Lejos esté de mí gloriarme, sino en la cruz de nuestro Señor Jesucristo, por quien el mundo me es crucificado a mí, y yo al mundo.
La persona que teme a Dios debe enfrentar diversas pruebas y dificultades, y gracias a esto darse cuenta que no tiene la capacidad o el poder necesario para enfrentar las circunstancias que lo rodean. Necesita ayuda. La mayor fuente de debilidad en la presencia de la prueba es frecuentemente la confianza propia, la cual nos lleva a pensar que podemos enfrentar la prueba con nuestras propias fuerzas o nuestra propia sabiduría. Debemos aprender que no hay fuerza en nosotros. En cada paso, necesitamos un ayudador que nos sostenga y nos conduzca.
Al darse cuenta que necesita ayuda, el salmista pregunta: “¿De dónde vendrá mi ayuda?” Se ve rodeado de montes que lucen portentosos, imponentes e inamovibles, pero el profeta Jeremías nos dice: “Ciertamente vanidad son los collados, y el bullicio sobre los montes; ciertamente en Jehová nuestro Dios está la salvación de Israel” (Jer. 3:23). Al comprender que necesita ayuda, y que la que el hombre le ofrece es vana, el piadoso saca sus ojos de la criatura y los dirige hacia el Creador. No se queda simplemente en reconocer la verdad general de que hay ayuda en el Señor, sino que, con fe sencilla y personal, dice: “Mi ayuda viene del Señor”.

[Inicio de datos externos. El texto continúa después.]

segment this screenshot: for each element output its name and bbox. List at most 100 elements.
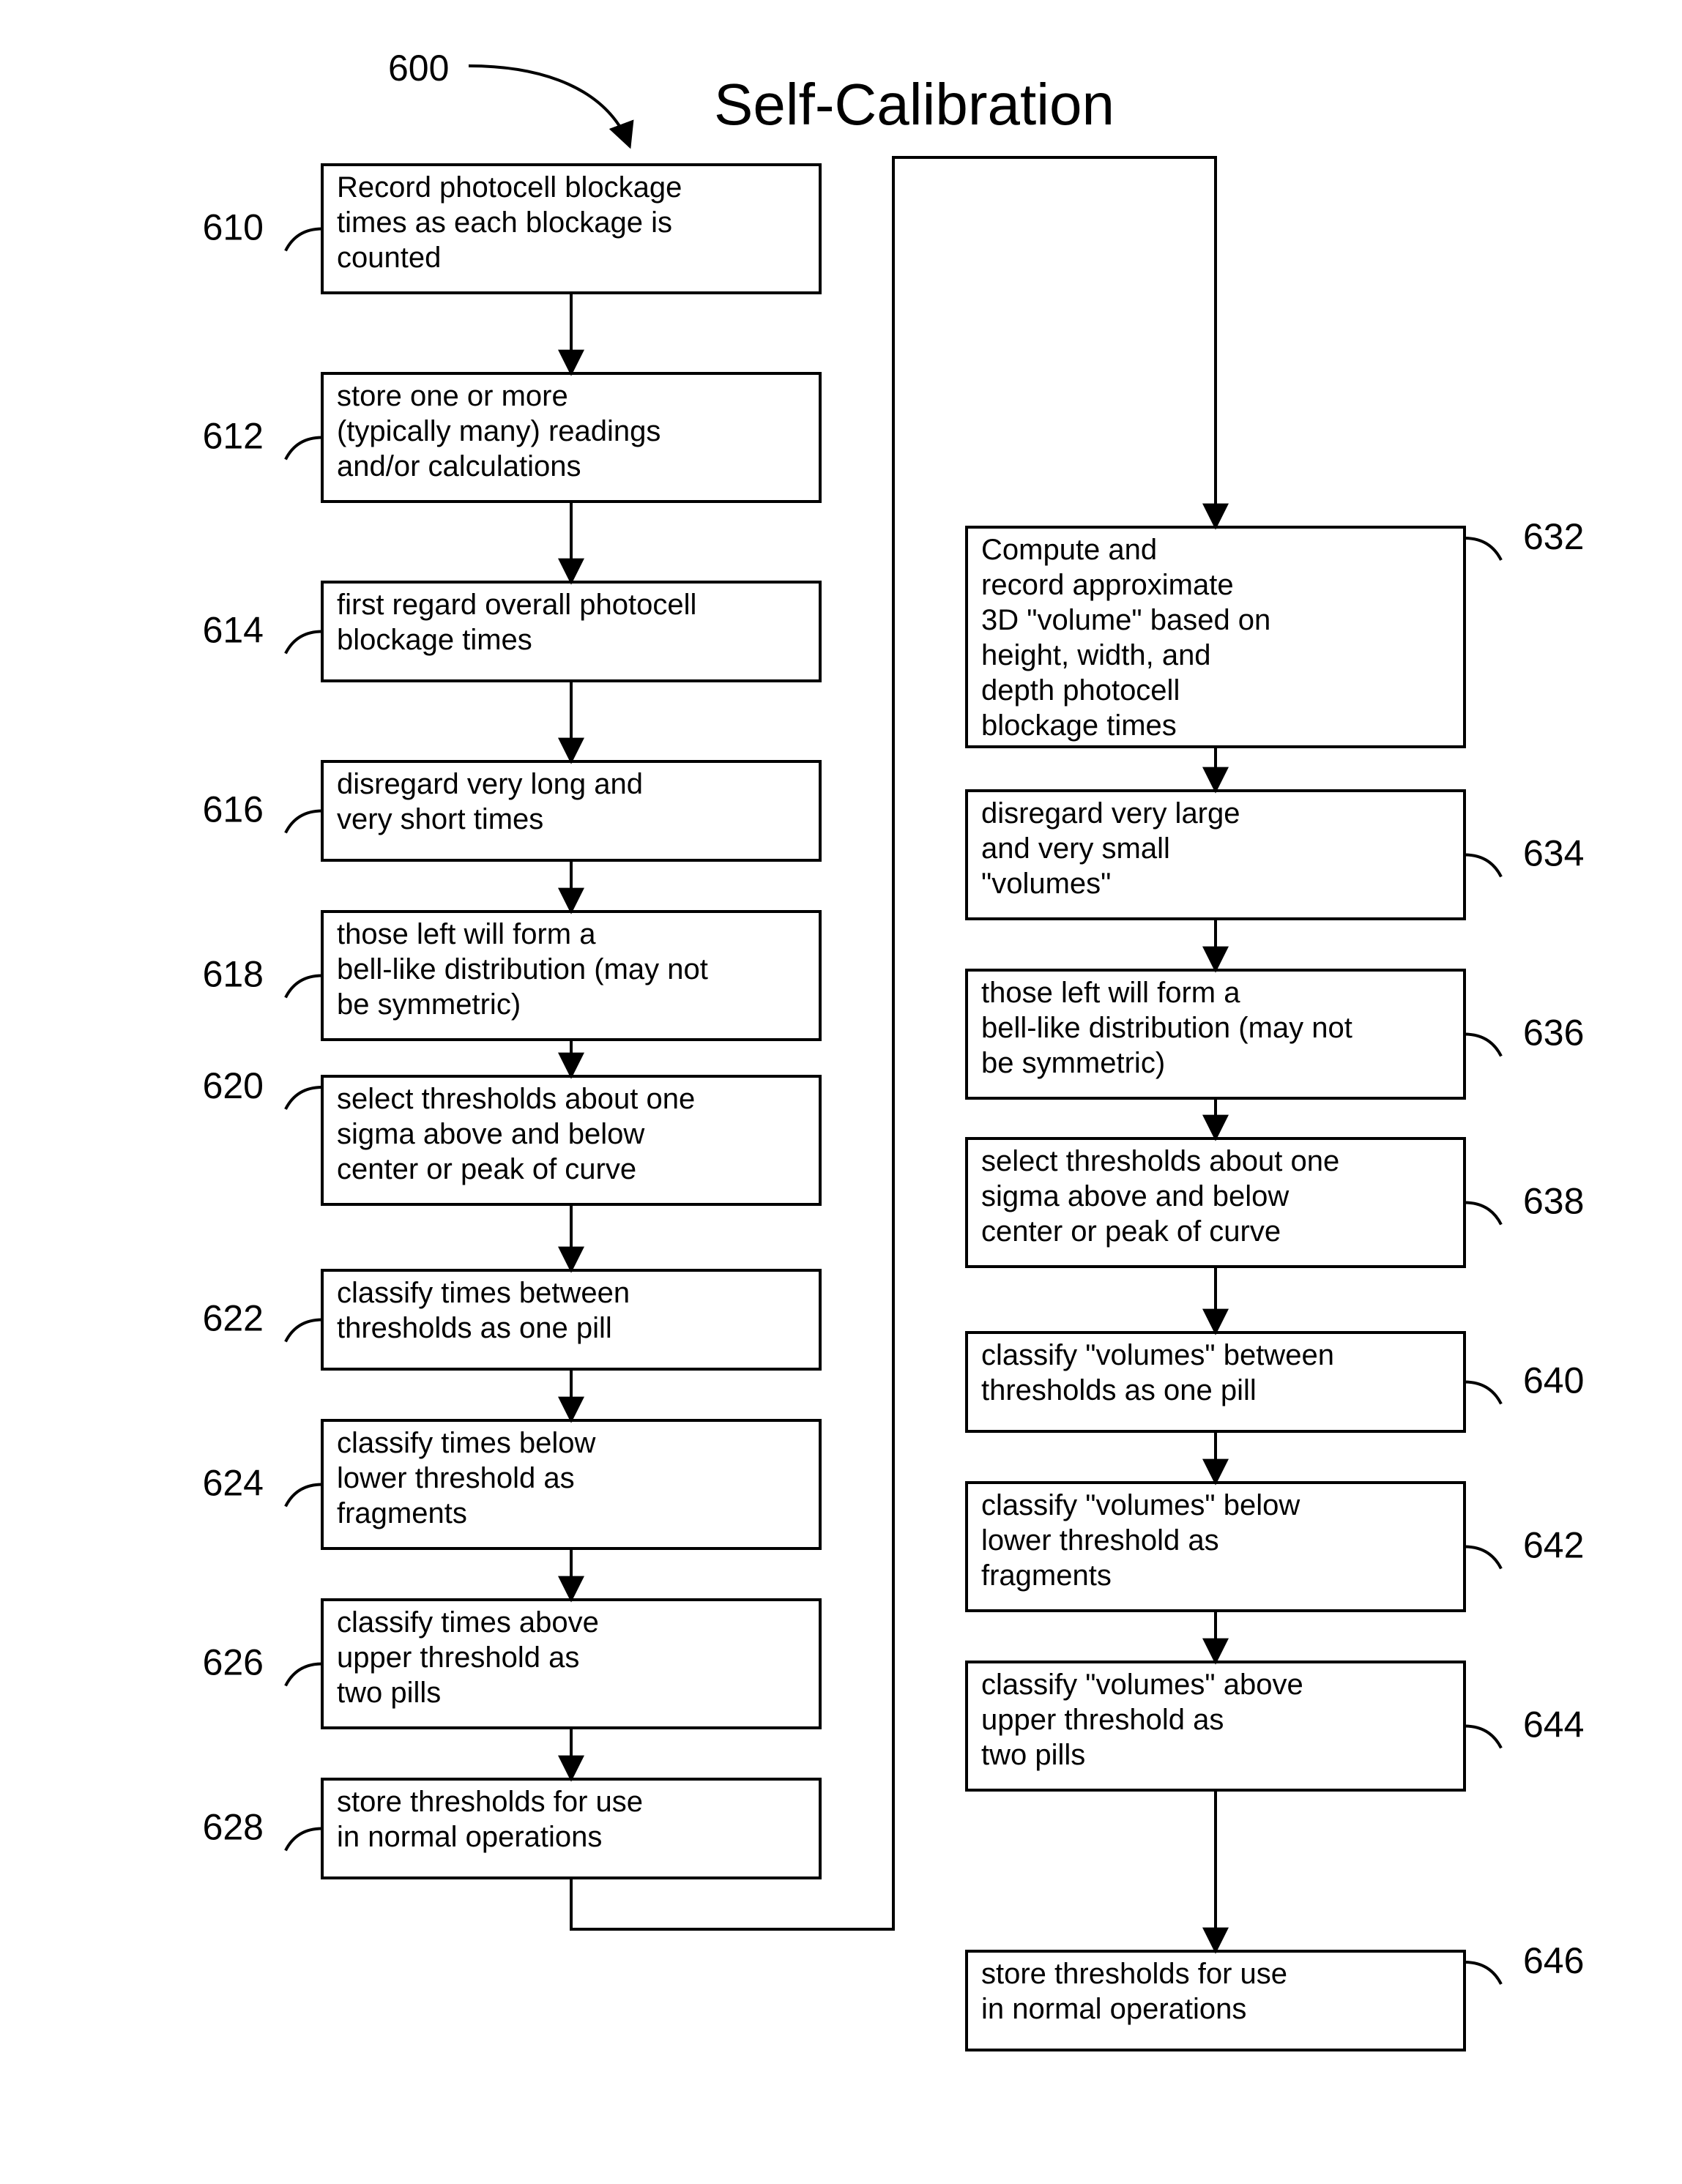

En los versículos siguientes del Salmo 121, el Espíritu de Dios, en respuesta a esta fe sencilla, despliega las bendiciones de aquel que busca la ayuda del Señor: Nos guardará de todo peligro; sus cuidados no cesarán y Él estará siempre disponible para nosotros; y nos guardará de todo mal y en todas las circunstancias. Finalmente, aprendemos que aquel que busca la ayuda del Señor será guardado ahora y para siempre. El salmista, sin duda alguna, tenía en vista el reino milenial, pero el cristiano puede obtener una aplicación más amplia al mirar hacia una eternidad de felicidad con Cristo (y como Cristo) en la casa del Padre, donde Él ha ido a preparar lugar para su pueblo celestial.